Catherine requested the wooden block that she would be beheaded upon, so that she could practice how to lay her head correctly. One was brought to her, and apparently she spent much of her final night alive rehearsing. She was composed as she made her way to her execution that morning, far from the panicked girl she had been days before. As was customary, she delivered a speech in which she asked for forgiveness for her sins, acknowledged that she deserved to die for betraying the King who had always treated her well, and asked that mercy be granted to her family and prayers for her soul. A rumour spread that her final words had culminated with her declaration that “I die a Queen, but I would rather have died the wife of Culpeper”, but none of the eyewitnesses to her execution noted this unconventional and scandalous utterance. She was beheaded with a single axe stroke.
Jane Boleyn was executed shortly after, and both bodies were buried in the same chapel as their family members Anne and George Boleyn. While her grace was initially unmarked it is now commemorated on a plaque on the west wall dedicated to all those who died in the Tower. Due to her disgrace, all portraits and references to her were destroyed in all royal buildings. Even the Howard family removed her picture from their family portrait gallery.
Further Reading and Watching
I don’t know of any films or TV series that focus only on Catherine’s rise and fall, though it’s such a fascinating story someone should really get on this. Her portrayal in The Tudors seems fairly accurate to what she was like in life, as she sweetly but rather cluelessly destroys her own life. In terms of books, her story is often combined with those of Henry’s other shorter marriages and/or the narrative is shared between her and Jane Boleyn, in books like Philippa Gregory’s The Boleyn Inheritance and . I can recommend Gareth Russell’s recent work Young and Damned and Fair: The Life of Catherine Howard, Fifth Wife of King Henry VIII, which takes her seriously as a person, unlike several of the biographies of all six wives which can sometimes dismiss her as less interesting or important as the others.
Note: a previous version of this essay incorrectly identified the Duke of Norfolk as Anne Boleyn’s father. In fact, the Duke was uncle to both Anne and Catherine.
A fascinating read. I was gripped.
Thomas Howard, Duke of Norfolk, was an uncle of Catherine but was not Anne Boleyn ‘s father.
The fifth installment of the 1979 BBC series “The Six Wives of Henry VIII” is dedicated to Catherine’s rise and fall.
Her story is fictionalized in “The Unfaithful Queen” by Philippa Gregory.

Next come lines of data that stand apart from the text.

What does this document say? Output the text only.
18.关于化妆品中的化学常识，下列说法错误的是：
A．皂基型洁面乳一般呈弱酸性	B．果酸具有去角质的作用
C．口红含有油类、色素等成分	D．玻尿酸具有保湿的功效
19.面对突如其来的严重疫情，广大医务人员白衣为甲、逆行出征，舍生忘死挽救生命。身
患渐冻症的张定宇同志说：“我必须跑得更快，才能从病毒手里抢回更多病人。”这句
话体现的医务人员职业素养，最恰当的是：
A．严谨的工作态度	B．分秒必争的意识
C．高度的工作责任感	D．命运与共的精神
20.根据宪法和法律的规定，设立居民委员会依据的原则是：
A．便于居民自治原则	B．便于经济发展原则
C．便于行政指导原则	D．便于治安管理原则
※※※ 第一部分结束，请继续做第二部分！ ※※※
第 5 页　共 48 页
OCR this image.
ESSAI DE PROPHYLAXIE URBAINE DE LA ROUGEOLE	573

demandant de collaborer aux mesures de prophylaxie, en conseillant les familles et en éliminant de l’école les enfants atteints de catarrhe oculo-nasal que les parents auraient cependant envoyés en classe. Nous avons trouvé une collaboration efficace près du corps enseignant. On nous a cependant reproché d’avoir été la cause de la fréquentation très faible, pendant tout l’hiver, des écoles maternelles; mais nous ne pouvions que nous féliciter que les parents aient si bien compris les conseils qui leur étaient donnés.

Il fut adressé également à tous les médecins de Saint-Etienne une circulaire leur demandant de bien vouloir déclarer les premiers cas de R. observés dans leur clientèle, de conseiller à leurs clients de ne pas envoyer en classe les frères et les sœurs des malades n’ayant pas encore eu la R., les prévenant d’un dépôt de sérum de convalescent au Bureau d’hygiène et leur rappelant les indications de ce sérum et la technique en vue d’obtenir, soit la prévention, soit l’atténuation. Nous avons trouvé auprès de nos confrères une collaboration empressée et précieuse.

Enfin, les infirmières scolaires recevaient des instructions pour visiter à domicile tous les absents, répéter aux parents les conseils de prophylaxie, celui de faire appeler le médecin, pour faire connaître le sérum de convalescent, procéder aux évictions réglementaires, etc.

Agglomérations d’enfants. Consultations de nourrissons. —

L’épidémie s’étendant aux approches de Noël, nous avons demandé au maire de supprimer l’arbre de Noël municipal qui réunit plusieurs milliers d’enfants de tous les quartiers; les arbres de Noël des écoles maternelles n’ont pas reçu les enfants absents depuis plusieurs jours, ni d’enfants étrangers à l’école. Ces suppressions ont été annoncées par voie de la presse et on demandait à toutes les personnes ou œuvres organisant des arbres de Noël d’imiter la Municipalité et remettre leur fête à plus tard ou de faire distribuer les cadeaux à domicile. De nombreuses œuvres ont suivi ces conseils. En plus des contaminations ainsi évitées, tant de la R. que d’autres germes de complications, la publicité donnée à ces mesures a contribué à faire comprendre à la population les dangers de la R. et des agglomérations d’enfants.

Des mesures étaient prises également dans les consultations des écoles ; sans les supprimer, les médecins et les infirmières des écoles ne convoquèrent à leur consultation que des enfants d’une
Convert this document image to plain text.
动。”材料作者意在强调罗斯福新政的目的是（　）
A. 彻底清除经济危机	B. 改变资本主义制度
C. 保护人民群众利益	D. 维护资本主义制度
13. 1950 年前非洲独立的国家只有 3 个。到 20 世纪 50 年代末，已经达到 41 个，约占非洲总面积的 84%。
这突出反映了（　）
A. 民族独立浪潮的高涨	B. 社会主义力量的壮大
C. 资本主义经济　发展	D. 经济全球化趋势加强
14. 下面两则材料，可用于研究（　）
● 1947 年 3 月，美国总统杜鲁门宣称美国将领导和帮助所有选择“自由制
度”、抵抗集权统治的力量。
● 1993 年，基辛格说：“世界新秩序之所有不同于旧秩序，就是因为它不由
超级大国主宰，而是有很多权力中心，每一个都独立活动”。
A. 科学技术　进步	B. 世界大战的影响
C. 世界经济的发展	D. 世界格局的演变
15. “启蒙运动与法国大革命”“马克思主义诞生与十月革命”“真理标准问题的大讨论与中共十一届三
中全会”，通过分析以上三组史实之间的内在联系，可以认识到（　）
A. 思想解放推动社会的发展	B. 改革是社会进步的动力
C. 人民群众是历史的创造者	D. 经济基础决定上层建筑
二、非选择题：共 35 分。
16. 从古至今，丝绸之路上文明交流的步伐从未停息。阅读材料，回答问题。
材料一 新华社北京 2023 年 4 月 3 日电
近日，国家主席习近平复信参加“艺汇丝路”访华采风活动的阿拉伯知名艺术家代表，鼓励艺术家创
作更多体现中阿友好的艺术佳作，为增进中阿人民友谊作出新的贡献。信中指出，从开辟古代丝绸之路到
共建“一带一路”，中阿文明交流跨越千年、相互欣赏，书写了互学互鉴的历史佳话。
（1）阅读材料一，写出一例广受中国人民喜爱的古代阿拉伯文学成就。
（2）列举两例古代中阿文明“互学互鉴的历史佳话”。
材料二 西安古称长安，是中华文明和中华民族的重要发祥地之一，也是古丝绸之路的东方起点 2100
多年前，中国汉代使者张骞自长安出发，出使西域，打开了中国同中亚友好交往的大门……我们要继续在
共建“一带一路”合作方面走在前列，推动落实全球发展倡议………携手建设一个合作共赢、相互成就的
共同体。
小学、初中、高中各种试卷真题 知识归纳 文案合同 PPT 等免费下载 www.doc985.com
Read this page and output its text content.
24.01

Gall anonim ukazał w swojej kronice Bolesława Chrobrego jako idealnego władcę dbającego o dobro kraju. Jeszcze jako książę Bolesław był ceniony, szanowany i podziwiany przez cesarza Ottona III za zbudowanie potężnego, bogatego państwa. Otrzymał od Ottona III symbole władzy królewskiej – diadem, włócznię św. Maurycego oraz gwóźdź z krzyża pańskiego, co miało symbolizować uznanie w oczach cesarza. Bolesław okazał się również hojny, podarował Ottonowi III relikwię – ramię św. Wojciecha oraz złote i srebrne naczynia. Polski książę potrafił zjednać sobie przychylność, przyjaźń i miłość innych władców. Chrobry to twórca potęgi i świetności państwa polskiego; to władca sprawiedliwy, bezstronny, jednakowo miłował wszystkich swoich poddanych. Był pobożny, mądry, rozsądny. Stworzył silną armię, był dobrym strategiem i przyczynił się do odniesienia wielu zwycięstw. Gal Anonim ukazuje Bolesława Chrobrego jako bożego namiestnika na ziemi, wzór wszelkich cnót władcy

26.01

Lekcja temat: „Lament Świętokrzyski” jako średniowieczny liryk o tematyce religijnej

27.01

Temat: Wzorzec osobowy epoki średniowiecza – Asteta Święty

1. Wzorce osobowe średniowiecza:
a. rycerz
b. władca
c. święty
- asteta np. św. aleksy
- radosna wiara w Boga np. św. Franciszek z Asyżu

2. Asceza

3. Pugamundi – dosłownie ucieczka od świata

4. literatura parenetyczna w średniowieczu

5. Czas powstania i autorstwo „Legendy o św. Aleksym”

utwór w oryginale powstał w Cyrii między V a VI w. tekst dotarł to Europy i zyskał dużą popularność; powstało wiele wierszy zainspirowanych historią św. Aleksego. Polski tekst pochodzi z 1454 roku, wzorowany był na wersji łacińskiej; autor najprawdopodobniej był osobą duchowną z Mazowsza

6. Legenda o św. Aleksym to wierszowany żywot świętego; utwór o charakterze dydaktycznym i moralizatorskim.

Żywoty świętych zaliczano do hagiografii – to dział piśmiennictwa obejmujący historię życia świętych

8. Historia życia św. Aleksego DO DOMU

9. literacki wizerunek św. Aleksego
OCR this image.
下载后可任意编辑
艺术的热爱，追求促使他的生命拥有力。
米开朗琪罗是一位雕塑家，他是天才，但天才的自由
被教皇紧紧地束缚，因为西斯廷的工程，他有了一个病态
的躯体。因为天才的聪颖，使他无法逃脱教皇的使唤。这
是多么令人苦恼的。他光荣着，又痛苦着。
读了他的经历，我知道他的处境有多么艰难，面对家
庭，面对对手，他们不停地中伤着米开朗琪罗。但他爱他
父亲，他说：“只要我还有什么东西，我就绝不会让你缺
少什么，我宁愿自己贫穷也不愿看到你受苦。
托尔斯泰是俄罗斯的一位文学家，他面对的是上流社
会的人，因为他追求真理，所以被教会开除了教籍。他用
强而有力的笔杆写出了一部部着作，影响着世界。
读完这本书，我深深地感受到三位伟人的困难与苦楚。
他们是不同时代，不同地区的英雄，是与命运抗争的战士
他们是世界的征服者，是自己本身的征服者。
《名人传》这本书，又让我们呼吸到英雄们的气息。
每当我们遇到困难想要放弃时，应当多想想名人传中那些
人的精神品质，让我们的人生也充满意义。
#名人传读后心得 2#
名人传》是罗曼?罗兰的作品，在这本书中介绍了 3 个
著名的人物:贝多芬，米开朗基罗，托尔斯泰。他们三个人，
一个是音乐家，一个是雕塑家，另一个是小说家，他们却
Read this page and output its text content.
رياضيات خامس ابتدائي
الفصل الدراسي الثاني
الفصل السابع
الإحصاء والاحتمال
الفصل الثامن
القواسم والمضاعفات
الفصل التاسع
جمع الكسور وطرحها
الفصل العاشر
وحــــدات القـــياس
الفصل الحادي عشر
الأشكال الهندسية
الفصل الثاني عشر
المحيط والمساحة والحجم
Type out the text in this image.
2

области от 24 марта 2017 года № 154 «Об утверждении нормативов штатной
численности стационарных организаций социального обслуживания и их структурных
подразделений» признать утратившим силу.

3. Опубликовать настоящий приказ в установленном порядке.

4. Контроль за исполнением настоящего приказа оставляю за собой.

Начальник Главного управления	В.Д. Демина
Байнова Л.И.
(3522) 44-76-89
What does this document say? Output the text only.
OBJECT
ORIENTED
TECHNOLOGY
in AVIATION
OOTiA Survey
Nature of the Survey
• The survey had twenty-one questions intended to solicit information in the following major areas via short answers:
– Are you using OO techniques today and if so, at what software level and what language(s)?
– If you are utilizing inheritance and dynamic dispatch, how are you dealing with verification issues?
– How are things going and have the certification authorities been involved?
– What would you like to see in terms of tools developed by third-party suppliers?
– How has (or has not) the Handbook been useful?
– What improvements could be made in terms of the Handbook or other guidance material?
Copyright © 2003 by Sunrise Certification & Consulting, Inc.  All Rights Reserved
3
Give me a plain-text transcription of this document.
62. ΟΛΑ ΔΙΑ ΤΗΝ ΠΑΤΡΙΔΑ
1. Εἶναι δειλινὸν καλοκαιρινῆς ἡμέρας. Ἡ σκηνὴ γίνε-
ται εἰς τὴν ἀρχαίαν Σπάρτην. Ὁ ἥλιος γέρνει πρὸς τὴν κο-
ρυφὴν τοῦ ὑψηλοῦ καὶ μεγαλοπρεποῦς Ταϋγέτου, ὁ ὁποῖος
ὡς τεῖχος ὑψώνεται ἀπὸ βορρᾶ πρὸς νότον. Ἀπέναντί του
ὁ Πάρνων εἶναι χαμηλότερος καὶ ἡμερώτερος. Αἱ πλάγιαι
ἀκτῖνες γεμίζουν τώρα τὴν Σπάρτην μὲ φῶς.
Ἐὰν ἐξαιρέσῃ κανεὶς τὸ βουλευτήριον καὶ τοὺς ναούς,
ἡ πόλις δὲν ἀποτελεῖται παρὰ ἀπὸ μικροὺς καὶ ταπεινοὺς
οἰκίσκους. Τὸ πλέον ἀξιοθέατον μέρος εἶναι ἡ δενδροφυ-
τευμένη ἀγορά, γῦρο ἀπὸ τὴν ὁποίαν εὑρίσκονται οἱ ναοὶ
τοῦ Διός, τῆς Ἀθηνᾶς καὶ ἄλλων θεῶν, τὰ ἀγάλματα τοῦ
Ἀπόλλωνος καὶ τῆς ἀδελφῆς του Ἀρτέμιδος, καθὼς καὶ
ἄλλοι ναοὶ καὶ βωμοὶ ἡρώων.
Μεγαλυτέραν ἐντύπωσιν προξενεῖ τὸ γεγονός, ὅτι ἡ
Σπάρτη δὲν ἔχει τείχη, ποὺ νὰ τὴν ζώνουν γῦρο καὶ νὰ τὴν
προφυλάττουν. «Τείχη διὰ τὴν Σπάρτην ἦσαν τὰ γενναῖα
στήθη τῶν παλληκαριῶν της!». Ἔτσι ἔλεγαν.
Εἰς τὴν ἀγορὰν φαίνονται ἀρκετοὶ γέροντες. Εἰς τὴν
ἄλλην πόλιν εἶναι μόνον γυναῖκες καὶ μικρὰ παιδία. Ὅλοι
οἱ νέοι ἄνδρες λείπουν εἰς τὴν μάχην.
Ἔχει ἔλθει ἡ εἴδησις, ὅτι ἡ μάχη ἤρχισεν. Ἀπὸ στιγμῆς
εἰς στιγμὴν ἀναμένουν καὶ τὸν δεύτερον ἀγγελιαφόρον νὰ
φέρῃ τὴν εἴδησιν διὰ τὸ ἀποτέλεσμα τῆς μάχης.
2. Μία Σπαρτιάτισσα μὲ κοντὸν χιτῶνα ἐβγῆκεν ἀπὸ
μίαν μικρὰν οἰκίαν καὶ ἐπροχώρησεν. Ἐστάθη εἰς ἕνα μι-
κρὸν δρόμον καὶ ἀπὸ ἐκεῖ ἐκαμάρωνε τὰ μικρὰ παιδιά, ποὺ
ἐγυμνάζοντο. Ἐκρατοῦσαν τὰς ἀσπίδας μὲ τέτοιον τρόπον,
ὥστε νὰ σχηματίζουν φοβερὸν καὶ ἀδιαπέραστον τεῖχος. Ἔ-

Catherine’s father was Edmund Howard younger brother of Thomas Howard, 3rd Duke of Norfolk making the Duke her uncle. Their sister was Elizabeth Howard who had married Thomas Boleyn, Earl of Wiltshire. So the Duke of Norfolk was NOT the father of Anne Boleyn.
The fact that she had herself a new dress every day reminds me of Meghan Markle who is not very popular with the British public for her spendthrift ways.
Fil
Thanks very much for the clarification. I’ve amended the essay accordingly.